Sekaligus menjadi fasilitas penting untuk riset radiofarmaka sebelum melangkah ke tahap uji klinis.

Riset ini bertajuk Penguasaan Radiofarmaka Berbasis F-18 dari Siklotron untuk Diagnosis Osteoporosis dan Osteosarkoma dengan Modalitas Micro-PET/CT: Aspek Preklinis dan Estimasi Dosis Na[18F]F.

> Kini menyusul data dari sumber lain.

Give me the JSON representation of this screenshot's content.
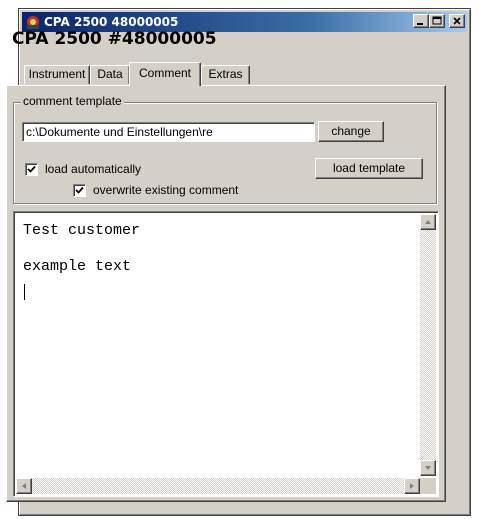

Peneliti Politeknik Teknologi Nuklir Indonesia BRIN, sekaligus ketua riset, Maria Christina Prihatiningsih, menjelaskan micro PET/CT versi mini dari PET/CT rumah sakit, namun dirancang khusus untuk hewan uji.

“Micro PET/CT alat baru dan satu-satunya di Indonesia yang memungkinkan riset preklinis radiofarmaka secara lebih presisi,” ujar Maria, lewat keterangannya di laman BRIN, dinukil Rabu (26/11/2025).

Penelitian yang dilakukan melalui skema Riset dan Inovasi untuk Indonesia Maju (RIIM) ini berkolaborasi lintas lembaga, di antaranya Universitas Indonesia, RS Kanker Dharmais, serta berbagai pusat riset di BRIN.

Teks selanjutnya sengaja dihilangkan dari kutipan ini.